Computational modeling and data analysis of COVID19 outbreak

J. Tenreiro Machado
Institute of Engineering, Polytechnic of Porto, Dept. of Electrical Engineering
E-mail: jtm@isep.ipp.pt

The COVID19 outbreak is studied by means of three computational approaches. The first consists of using real-world data about the number of infected people around the world. The second analyses and compares the genetic code of several virus including the SARS-CoV-2. The third adopt evolutionary concepts to construct an evolutionary algorithm that somehow mimics real-world situations. In the three cases, hierarchical clustering and the multidimensional scaling allow a superior visualization of the results.

References
J. Tenreiro Machado, António Lopes, Rare and extreme events: The case of COVID-19 pandemic, Nonlinear Dynamics, vol. 100, Issue 3, pp. 2953-2972, 2020. https://doi.org/10.1007/s11071-020-05680-w.
J. Tenreiro Machado, João M. Rocha-Neves, José P. Andrade, Computational analysis of the SARS-CoV-2 and other viruses based on the Kolmogorov’s complexity and Shannon’s information theories, Nonlinear Dynamics, vol. 101, number 3, pp. 1731-1750, 2020. https://doi.org/10.1007/s11071-020-05771-8. ISSN: 0924-090X.
J. Tenreiro Machado, An Evolutionary Perspective of Virus Propagation, Mathematics, vol. 8, issue 5, 779, 2020. https://doi.org/10.3390/math8050779.
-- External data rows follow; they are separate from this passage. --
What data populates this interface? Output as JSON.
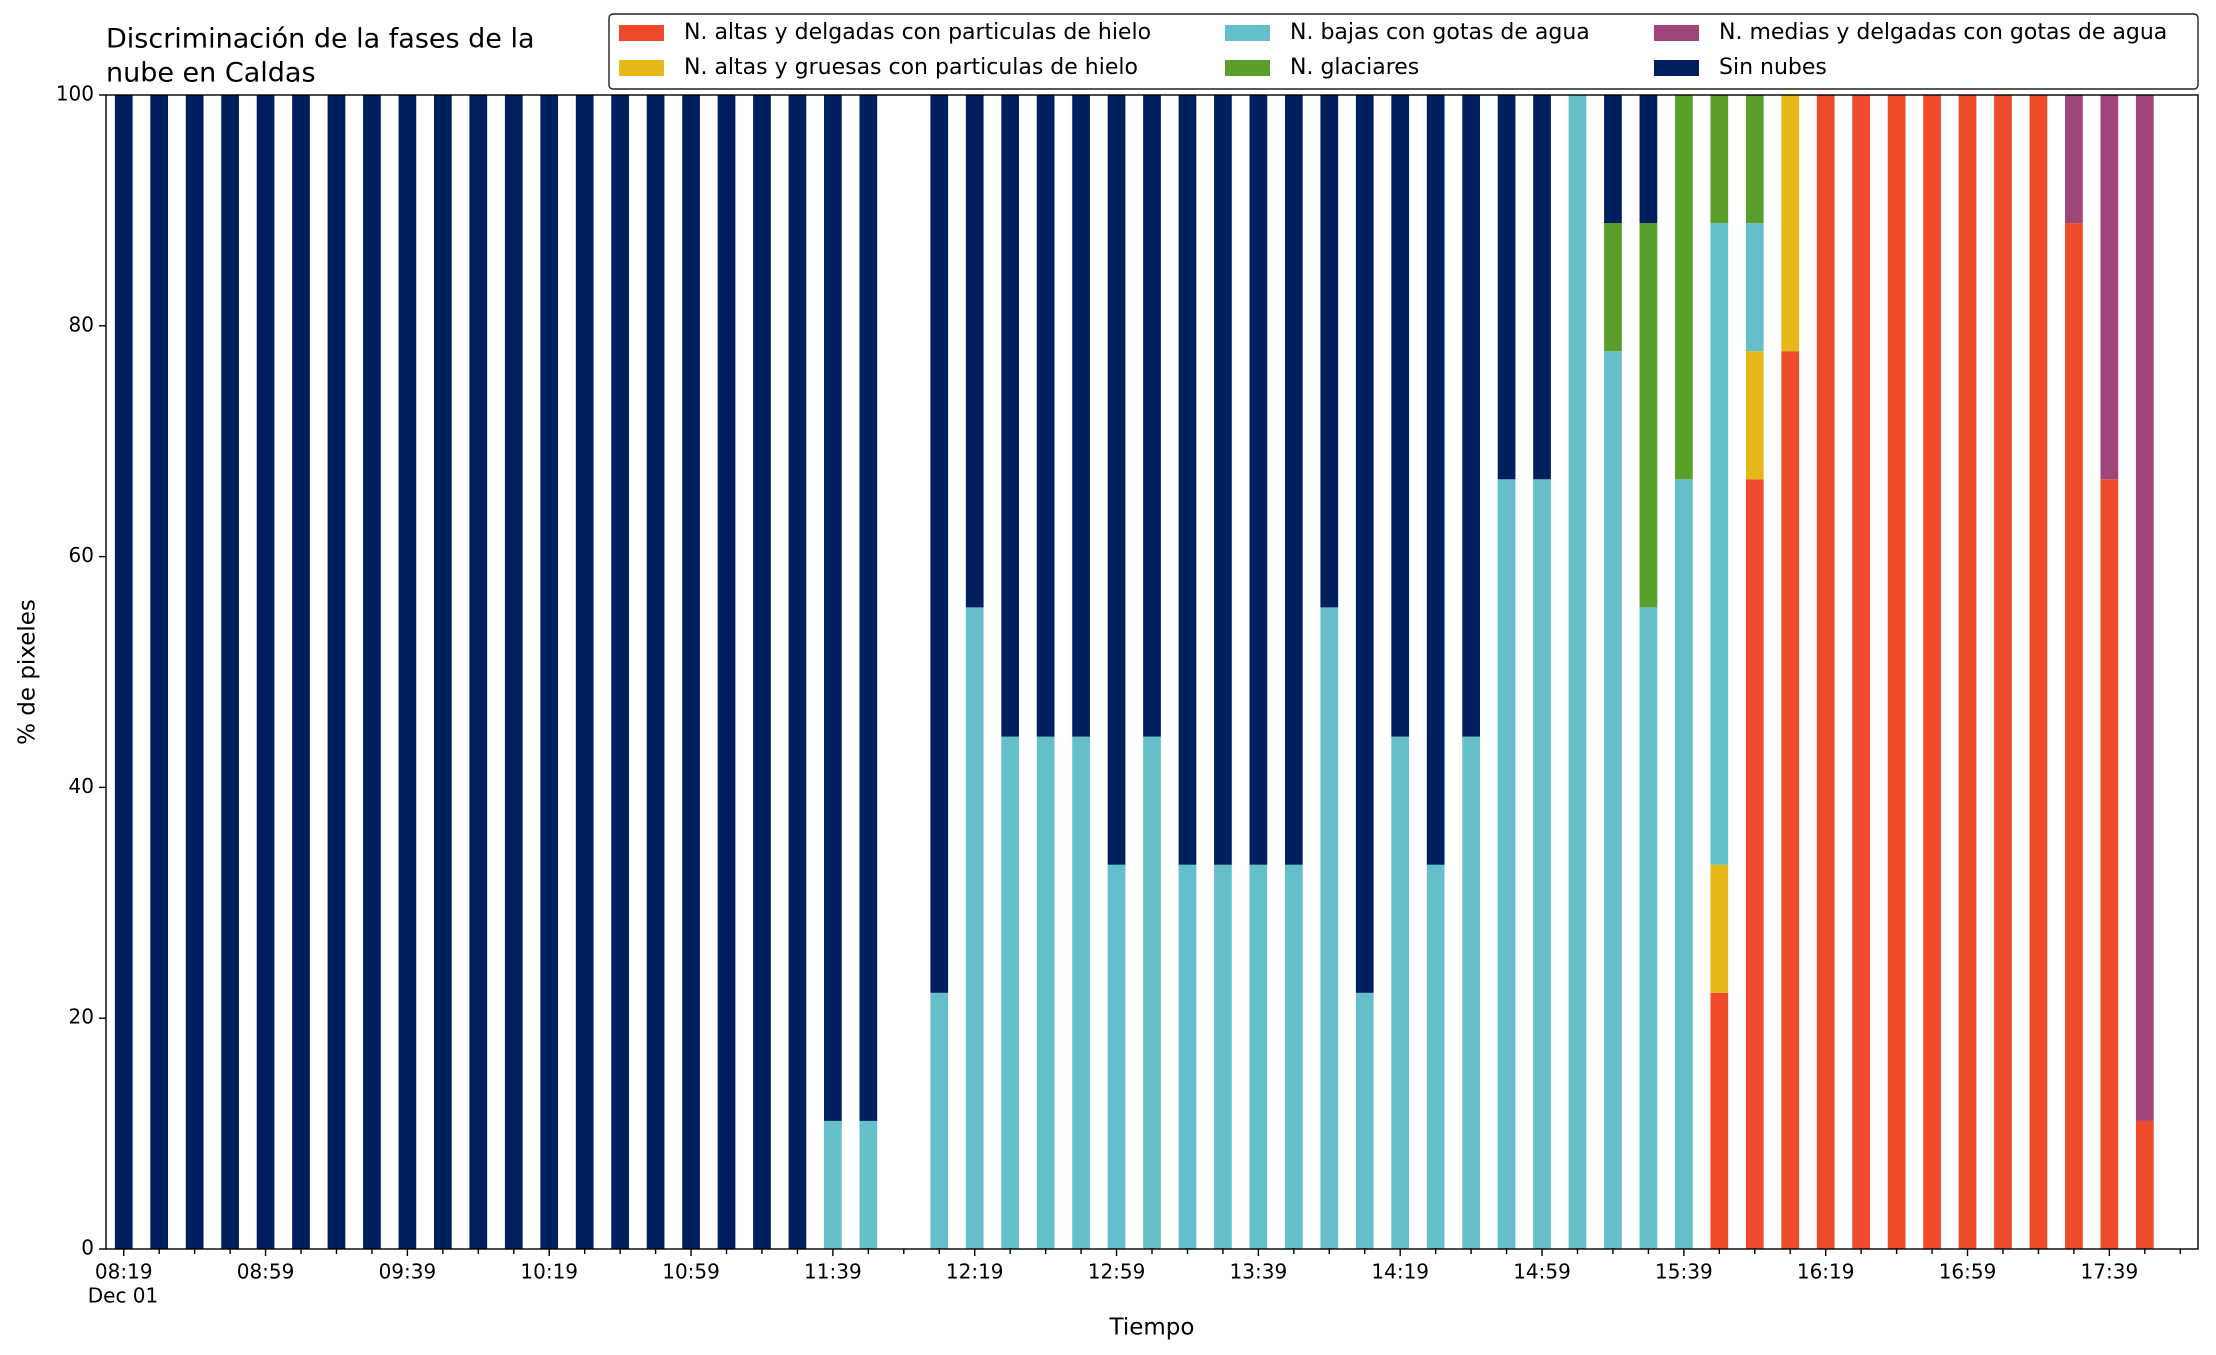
{
  "chart_data": {
    "type": "stacked_bar",
    "title_lines": [
      "Discriminación de la fases de la",
      "nube en Caldas"
    ],
    "xlabel": "Tiempo",
    "ylabel": "% de pixeles",
    "date_label": "Dec 01",
    "categories": [
      "08:19",
      null,
      null,
      null,
      "08:59",
      null,
      null,
      null,
      "09:39",
      null,
      null,
      null,
      "10:19",
      null,
      null,
      null,
      "10:59",
      null,
      null,
      null,
      "11:39",
      null,
      null,
      null,
      "12:19",
      null,
      null,
      null,
      "12:59",
      null,
      null,
      null,
      "13:39",
      null,
      null,
      null,
      "14:19",
      null,
      null,
      null,
      "14:59",
      null,
      null,
      null,
      "15:39",
      null,
      null,
      null,
      "16:19",
      null,
      null,
      null,
      "16:59",
      null,
      null,
      null,
      "17:39",
      null
    ],
    "ylim": [
      0,
      100
    ],
    "yticks": [
      0,
      20,
      40,
      60,
      80,
      100
    ],
    "legend": "upper right",
    "series": [
      {
        "name": "N. altas y delgadas con particulas de hielo",
        "color": "#ee4b2b",
        "values": [
          0,
          0,
          0,
          0,
          0,
          0,
          0,
          0,
          0,
          0,
          0,
          0,
          0,
          0,
          0,
          0,
          0,
          0,
          0,
          0,
          0,
          0,
          null,
          0,
          0,
          0,
          0,
          0,
          0,
          0,
          0,
          0,
          0,
          0,
          0,
          0,
          0,
          0,
          0,
          0,
          0,
          0,
          0,
          0,
          0,
          22.2,
          66.7,
          77.8,
          100,
          100,
          100,
          100,
          100,
          100,
          100,
          88.9,
          66.7,
          11.1
        ]
      },
      {
        "name": "N. altas y gruesas con particulas de hielo",
        "color": "#e6b817",
        "values": [
          0,
          0,
          0,
          0,
          0,
          0,
          0,
          0,
          0,
          0,
          0,
          0,
          0,
          0,
          0,
          0,
          0,
          0,
          0,
          0,
          0,
          0,
          null,
          0,
          0,
          0,
          0,
          0,
          0,
          0,
          0,
          0,
          0,
          0,
          0,
          0,
          0,
          0,
          0,
          0,
          0,
          0,
          0,
          0,
          0,
          11.1,
          11.1,
          22.2,
          0,
          0,
          0,
          0,
          0,
          0,
          0,
          0,
          0,
          0
        ]
      },
      {
        "name": "N. bajas con gotas de agua",
        "color": "#64bfcb",
        "values": [
          0,
          0,
          0,
          0,
          0,
          0,
          0,
          0,
          0,
          0,
          0,
          0,
          0,
          0,
          0,
          0,
          0,
          0,
          0,
          0,
          11.1,
          11.1,
          null,
          22.2,
          55.6,
          44.4,
          44.4,
          44.4,
          33.3,
          44.4,
          33.3,
          33.3,
          33.3,
          33.3,
          55.6,
          22.2,
          44.4,
          33.3,
          44.4,
          66.7,
          66.7,
          100,
          77.8,
          55.6,
          66.7,
          55.6,
          11.1,
          0,
          0,
          0,
          0,
          0,
          0,
          0,
          0,
          0,
          0,
          0
        ]
      },
      {
        "name": "N. glaciares",
        "color": "#5b9e2a",
        "values": [
          0,
          0,
          0,
          0,
          0,
          0,
          0,
          0,
          0,
          0,
          0,
          0,
          0,
          0,
          0,
          0,
          0,
          0,
          0,
          0,
          0,
          0,
          null,
          0,
          0,
          0,
          0,
          0,
          0,
          0,
          0,
          0,
          0,
          0,
          0,
          0,
          0,
          0,
          0,
          0,
          0,
          0,
          11.1,
          33.3,
          33.3,
          11.1,
          11.1,
          0,
          0,
          0,
          0,
          0,
          0,
          0,
          0,
          0,
          0,
          0
        ]
      },
      {
        "name": "N. medias y delgadas con gotas de agua",
        "color": "#a0457a",
        "values": [
          0,
          0,
          0,
          0,
          0,
          0,
          0,
          0,
          0,
          0,
          0,
          0,
          0,
          0,
          0,
          0,
          0,
          0,
          0,
          0,
          0,
          0,
          null,
          0,
          0,
          0,
          0,
          0,
          0,
          0,
          0,
          0,
          0,
          0,
          0,
          0,
          0,
          0,
          0,
          0,
          0,
          0,
          0,
          0,
          0,
          0,
          0,
          0,
          0,
          0,
          0,
          0,
          0,
          0,
          0,
          11.1,
          33.3,
          88.9
        ]
      },
      {
        "name": "Sin nubes",
        "color": "#001f5e",
        "values": [
          100,
          100,
          100,
          100,
          100,
          100,
          100,
          100,
          100,
          100,
          100,
          100,
          100,
          100,
          100,
          100,
          100,
          100,
          100,
          100,
          88.9,
          88.9,
          null,
          77.8,
          44.4,
          55.6,
          55.6,
          55.6,
          66.7,
          55.6,
          66.7,
          66.7,
          66.7,
          66.7,
          44.4,
          77.8,
          55.6,
          66.7,
          55.6,
          33.3,
          33.3,
          0,
          11.1,
          11.1,
          0,
          0,
          0,
          0,
          0,
          0,
          0,
          0,
          0,
          0,
          0,
          0,
          0,
          0
        ]
      }
    ]
  }
}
Bio-sketch of J. Tenreiro Machado

J. Tenreiro Machado graduated with ‘Licenciatura’ (1980), PhD. (1989) and ‘Habilitation’ (1995), in Electrical and Computer Engineering at the University of Porto. Presently he is Principal Coordinator Professor at the Institute of Engineering, Polytechnic Institute of Porto, Dept. of Electrical Engineering. His research Interests include Complex Systems, Nonlinear Dynamics, Fractional Calculus, Modeling, Entropy, Control, Evolutionary Computing, Genomics. Associate Editor of several journals including Nonlinear Dynamics. Editor in Chief of Mathematics and Section Editor-in-Chief of Entropy. He was listed in Highly Cited Researchers by Clarivate Analytics, crossfield area, years 2019 and 2020.